Em Catalão (GO), um garoto de 14 anos, identificado como Luiz Henrique Giocondo Santos, morreu após ser atingido por um disparo no peito enquanto participava dessa suposta “brincadeira” com um colega da mesma idade.
O caso aconteceu na garagem de uma casa no bairro Castelo Branco, segundo a Polícia Civil de Goiás. De acordo com o delegado Vitor Magalhães, o adolescente que estava com a arma confessou ter participado da roleta-russa e relatou que o disparo teria sido acidental.
A polícia, no entanto, ainda investiga se essa versão se sustenta ou se há outra motivação por trás do ocorrido. O suspeito foi apreendido por ato infracional análogo ao crime de homicídio, e o caso está sendo acompanhado pela Delegacia de Apuração de Atos Infracionais (Depai).
A investigação também apura como os menores conseguiram o revólver, que até o momento não foi localizado.
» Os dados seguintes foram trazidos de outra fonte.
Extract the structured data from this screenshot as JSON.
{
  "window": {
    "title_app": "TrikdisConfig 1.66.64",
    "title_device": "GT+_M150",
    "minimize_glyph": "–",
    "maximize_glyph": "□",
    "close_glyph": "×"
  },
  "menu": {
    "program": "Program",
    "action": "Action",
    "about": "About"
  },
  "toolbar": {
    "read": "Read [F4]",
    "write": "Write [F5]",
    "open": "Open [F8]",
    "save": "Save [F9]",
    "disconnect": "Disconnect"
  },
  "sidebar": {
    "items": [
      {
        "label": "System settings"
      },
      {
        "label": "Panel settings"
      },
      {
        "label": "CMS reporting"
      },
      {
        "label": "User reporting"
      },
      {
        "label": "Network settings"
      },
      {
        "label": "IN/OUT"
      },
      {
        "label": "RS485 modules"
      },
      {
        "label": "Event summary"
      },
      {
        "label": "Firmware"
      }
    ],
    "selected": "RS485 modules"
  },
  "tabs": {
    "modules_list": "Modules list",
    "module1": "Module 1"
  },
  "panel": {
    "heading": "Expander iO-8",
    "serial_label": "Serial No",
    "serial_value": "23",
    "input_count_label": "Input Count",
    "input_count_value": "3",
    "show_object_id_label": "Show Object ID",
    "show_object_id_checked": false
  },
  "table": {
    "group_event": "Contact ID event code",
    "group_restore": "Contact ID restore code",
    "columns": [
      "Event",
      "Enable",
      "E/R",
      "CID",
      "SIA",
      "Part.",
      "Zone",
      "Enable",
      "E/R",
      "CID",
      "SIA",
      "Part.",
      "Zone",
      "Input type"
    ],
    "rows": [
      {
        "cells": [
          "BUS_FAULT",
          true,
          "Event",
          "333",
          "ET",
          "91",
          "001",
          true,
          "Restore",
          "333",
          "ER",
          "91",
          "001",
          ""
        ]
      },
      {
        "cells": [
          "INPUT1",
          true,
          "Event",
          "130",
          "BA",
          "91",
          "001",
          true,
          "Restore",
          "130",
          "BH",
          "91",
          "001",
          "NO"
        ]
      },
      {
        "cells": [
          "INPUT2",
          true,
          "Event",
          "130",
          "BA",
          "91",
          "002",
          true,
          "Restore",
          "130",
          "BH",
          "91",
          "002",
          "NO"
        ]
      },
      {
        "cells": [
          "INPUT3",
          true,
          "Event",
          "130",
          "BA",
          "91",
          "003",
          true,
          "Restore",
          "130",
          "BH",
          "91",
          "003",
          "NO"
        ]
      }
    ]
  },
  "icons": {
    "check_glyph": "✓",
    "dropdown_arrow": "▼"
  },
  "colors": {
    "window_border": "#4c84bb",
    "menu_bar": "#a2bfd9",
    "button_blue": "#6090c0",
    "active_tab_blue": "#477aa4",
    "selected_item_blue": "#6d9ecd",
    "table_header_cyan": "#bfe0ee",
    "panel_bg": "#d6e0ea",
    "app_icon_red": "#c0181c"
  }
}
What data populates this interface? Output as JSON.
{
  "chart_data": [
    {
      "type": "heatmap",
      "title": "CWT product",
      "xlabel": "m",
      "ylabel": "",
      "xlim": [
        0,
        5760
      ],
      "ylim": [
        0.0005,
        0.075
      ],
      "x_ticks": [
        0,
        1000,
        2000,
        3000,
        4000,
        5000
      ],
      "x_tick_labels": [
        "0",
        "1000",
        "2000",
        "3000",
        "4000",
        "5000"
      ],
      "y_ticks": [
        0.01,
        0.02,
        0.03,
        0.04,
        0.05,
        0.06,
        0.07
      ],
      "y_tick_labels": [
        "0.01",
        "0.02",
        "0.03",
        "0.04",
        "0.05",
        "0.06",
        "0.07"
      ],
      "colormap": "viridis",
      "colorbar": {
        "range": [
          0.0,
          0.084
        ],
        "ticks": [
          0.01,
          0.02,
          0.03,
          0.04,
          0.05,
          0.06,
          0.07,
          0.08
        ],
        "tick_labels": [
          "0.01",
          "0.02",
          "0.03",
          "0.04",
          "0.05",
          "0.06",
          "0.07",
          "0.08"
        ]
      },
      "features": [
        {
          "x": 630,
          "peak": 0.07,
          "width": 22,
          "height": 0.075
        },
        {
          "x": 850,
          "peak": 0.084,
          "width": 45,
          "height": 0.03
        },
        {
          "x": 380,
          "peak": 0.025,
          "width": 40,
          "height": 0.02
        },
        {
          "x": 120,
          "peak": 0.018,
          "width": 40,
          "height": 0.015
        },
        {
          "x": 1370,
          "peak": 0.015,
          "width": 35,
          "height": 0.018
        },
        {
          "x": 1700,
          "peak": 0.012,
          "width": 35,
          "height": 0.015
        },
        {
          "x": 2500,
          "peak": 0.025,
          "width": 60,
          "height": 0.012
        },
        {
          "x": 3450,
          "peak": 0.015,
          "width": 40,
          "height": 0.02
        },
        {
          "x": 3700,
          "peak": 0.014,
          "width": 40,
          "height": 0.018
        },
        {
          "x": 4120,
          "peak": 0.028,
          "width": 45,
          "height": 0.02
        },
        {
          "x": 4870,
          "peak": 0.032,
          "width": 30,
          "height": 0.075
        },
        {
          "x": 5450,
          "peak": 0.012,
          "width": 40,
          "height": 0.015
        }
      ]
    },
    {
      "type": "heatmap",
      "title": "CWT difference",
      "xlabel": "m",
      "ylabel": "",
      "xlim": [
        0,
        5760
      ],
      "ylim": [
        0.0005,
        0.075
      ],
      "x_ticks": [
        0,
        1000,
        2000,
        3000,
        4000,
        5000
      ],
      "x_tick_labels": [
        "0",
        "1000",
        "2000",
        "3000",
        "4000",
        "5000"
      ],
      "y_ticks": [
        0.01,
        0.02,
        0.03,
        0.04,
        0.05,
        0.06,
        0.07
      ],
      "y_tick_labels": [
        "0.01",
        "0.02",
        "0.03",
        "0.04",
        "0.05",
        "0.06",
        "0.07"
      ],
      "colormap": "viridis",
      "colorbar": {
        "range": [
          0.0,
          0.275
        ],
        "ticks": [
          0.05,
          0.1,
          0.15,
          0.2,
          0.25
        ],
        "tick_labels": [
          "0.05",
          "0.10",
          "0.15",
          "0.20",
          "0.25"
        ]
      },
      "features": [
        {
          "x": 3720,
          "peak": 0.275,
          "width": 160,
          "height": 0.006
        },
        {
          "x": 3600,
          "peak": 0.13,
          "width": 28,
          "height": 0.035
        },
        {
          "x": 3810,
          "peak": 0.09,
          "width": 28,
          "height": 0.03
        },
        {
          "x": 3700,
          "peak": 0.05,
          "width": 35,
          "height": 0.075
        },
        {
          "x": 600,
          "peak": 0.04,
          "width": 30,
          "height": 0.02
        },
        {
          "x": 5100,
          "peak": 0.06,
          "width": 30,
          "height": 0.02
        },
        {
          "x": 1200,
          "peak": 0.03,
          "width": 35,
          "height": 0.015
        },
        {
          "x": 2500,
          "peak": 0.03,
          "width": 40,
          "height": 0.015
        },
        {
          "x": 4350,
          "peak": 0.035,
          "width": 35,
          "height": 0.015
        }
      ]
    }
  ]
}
Há suspeita de que o irmão do autor, de 13 anos, possa ter ajudado a esconder a arma após o disparo.
A roleta-russa é uma prática extremamente perigosa que envolve girar o tambor de um revólver com apenas uma munição carregada e, em seguida, apertar o gatilho, um jogo de sorte que pode se tornar fatal.
Autoridades alertam que essa não é uma brincadeira, mas um ato de alto risco que tem resultado em diversas mortes pelo país. O corpo de Luiz Henrique será velado e sepultado em Catalão. O caso reacende o debate sobre a necessidade de diálogo familiar e controle de acesso a armas de fogo, especialmente quando há adolescentes em casa.